そこで上田さんは、商品のコンセプトを考える前に、香りを感じたい場面ってどんなところだろう?と考えました。異性が近ずいてきた時、勉強や仕事で行き詰まった時、コロナ禍のリフレッシュ効果のひとつとして…。コロナ禍において、リフレッシュできる空間が少ない今、自分自身の気分を変えるためにも香りって重要なんだ!と気づいたんです。そして、コンセプトを何十回も考え直すなかで、“髪にタッチするたび、香り生まれる”という案にいきつきました。日中でも鏡があるところで男性が髪型を整えているので従来の行動に落とし込める点と、香りを感じたい時に感じられるのが面白いとメンバーの中でもなりました。

「煮詰まった自分自身をリフレッシュするためにも、いい香りに包まれて暮らしたい。と思うことが増えてきました。」

trigger:
世間もワックスに”香り”を求めていた!

ちょうどその頃、花王は男性のヘアスタイリング剤に対する香りの意識調査を実施。すると「日中もスタイリング剤の香りを感じたい」という回答が78%、加えて「朝のセット時にはワックスの香りを感じても、日中は期待ほど香りを実感できていない」という人も多数いることが判明しました。
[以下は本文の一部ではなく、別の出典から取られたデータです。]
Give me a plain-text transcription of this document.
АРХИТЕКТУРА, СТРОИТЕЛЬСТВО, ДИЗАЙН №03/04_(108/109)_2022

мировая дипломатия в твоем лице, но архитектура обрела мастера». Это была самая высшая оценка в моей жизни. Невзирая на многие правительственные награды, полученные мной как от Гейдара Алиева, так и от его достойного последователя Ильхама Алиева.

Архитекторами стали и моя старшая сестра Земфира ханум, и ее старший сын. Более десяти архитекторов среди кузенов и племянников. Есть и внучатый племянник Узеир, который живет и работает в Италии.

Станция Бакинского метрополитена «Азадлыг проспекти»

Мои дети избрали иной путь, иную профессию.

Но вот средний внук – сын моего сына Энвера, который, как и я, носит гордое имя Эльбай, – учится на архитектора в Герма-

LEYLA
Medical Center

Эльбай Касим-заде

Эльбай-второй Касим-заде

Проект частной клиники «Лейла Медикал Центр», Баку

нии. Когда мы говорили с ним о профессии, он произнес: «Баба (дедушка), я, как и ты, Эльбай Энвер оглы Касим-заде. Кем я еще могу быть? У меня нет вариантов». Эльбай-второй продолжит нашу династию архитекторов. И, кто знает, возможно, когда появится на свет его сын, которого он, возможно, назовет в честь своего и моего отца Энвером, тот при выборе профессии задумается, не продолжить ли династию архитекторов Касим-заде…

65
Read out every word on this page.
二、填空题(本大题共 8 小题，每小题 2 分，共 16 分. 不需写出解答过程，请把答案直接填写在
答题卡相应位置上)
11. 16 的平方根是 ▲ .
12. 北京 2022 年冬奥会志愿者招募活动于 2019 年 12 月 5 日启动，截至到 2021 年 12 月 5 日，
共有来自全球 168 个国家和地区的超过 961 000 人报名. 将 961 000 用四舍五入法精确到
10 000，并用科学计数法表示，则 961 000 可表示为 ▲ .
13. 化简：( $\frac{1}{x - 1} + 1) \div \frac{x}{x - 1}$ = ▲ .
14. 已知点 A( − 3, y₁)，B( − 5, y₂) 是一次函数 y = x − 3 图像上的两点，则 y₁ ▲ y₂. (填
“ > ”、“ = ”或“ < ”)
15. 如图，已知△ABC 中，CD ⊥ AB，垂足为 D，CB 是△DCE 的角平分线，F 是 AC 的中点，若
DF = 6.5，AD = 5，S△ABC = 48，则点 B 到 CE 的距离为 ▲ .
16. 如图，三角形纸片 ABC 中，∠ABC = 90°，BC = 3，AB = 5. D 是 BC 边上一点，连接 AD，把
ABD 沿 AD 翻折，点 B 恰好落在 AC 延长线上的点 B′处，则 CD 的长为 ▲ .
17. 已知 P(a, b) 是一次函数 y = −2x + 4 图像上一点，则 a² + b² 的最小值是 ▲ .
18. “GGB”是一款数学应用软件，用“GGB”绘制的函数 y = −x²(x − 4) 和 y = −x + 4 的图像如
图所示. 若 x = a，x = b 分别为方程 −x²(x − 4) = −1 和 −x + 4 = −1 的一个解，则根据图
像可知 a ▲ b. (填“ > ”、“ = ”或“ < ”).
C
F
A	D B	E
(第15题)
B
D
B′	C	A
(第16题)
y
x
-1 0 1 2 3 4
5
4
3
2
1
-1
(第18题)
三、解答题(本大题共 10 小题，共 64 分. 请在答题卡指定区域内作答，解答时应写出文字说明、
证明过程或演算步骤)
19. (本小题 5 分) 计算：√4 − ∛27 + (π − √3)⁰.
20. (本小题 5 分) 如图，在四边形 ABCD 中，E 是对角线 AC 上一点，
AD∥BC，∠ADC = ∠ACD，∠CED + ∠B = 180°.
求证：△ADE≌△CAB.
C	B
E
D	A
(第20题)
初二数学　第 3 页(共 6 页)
「いい香りに包まれて、香りを感じたいときに感じられる暮らしをしたいという自分の気持ちと、ワックスにも香水のような香りの持続性を求めるユーザーのニーズをどちらも満たす“香りが1日中継続し、タッチするだけで香るワックス”を作りたいと思いました。このテーマが決まったときはとても嬉しかったですね。開放感に包まれました。」

しかし、果たしてそんなことが出来るのか、同時に少し不安にもなったのだとか。そこで相談を持ちかけたのが粕尾さんでした。この日を境に、「いいものを作るためには、どんなことができるのだろうか……」なんて思いながら、粕尾さんは試行錯誤を繰り返す日々に巻き込まれていきます。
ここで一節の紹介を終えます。